External Monitoring Tools

IBM Event Streams supports additional monitoring capabilities with third-party monitoring tools via a connection to the clusters JMX port on the Kafka brokers.

You must first configure your IBM Event Streams instance for specific access by these external monitoring tools.

You can then follow along with the tutorials defined in the official IBM Event Streams documentation to monitor Event Streams with tools such as Datadog and Splunk.

Advanced Scenarios

As shown in this tutorial, IBM Event Streams provides a robust default set of monitoring metrics which are available to use right out of the box. However, you will most likely need to define custom metrics or extend existing metrics for use in custom dashboards or reporting processes. The following links (in order of recommended usage) discuss additional monitoring capabilities, technologies, and endpoints that are supported with IBM Event Streams to extend your custom monitoring solution as needed:

  • Kafka Exporter - You can use Event Streams to export metrics to Prometheus.

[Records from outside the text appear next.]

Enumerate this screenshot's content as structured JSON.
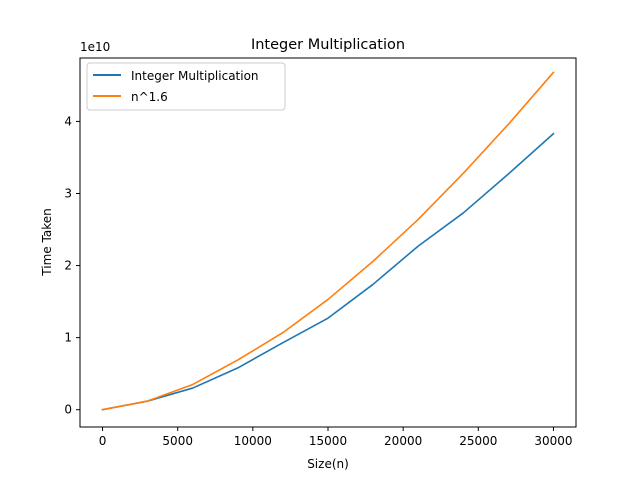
{
  "chart_data": {
    "type": "line",
    "title": "Integer Multiplication",
    "xlabel": "Size(n)",
    "ylabel": "Time Taken",
    "y_offset_label": "1e10",
    "xlim": [
      -1500,
      31500
    ],
    "ylim": [
      -0.24,
      4.88
    ],
    "x_ticks": [
      0,
      5000,
      10000,
      15000,
      20000,
      25000,
      30000
    ],
    "x_tick_labels": [
      "0",
      "5000",
      "10000",
      "15000",
      "20000",
      "25000",
      "30000"
    ],
    "y_ticks": [
      0,
      1,
      2,
      3,
      4
    ],
    "y_tick_labels": [
      "0",
      "1",
      "2",
      "3",
      "4"
    ],
    "grid": false,
    "legend_position": "top-left",
    "series": [
      {
        "name": "Integer Multiplication",
        "color": "#1f77b4",
        "x": [
          0,
          3000,
          6000,
          9000,
          12000,
          15000,
          18000,
          21000,
          24000,
          27000,
          30000
        ],
        "y": [
          0,
          0.12,
          0.3,
          0.58,
          0.93,
          1.27,
          1.74,
          2.27,
          2.73,
          3.27,
          3.83
        ]
      },
      {
        "name": "n^1.6",
        "color": "#ff7f0e",
        "x": [
          0,
          3000,
          6000,
          9000,
          12000,
          15000,
          18000,
          21000,
          24000,
          27000,
          30000
        ],
        "y": [
          0,
          0.12,
          0.35,
          0.69,
          1.07,
          1.53,
          2.06,
          2.64,
          3.28,
          3.96,
          4.68
        ]
      }
    ]
  }
}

These metrics are otherwise only accessible through the Kafka command line tools and allow per-topic metrics, such as consumer group lag, to be colleced.

  • JMX Exporter - You can use Event Streams to collect JMX metrics from Kafka brokers, ZooKeeper nodes, and Kafka Connect nodes, and export them to Prometheus via the Prometheus JMX Exporter.

  • JmxTrans - JmxTrans can be used to push JMX metrics from Kafka brokers to external applications or databases.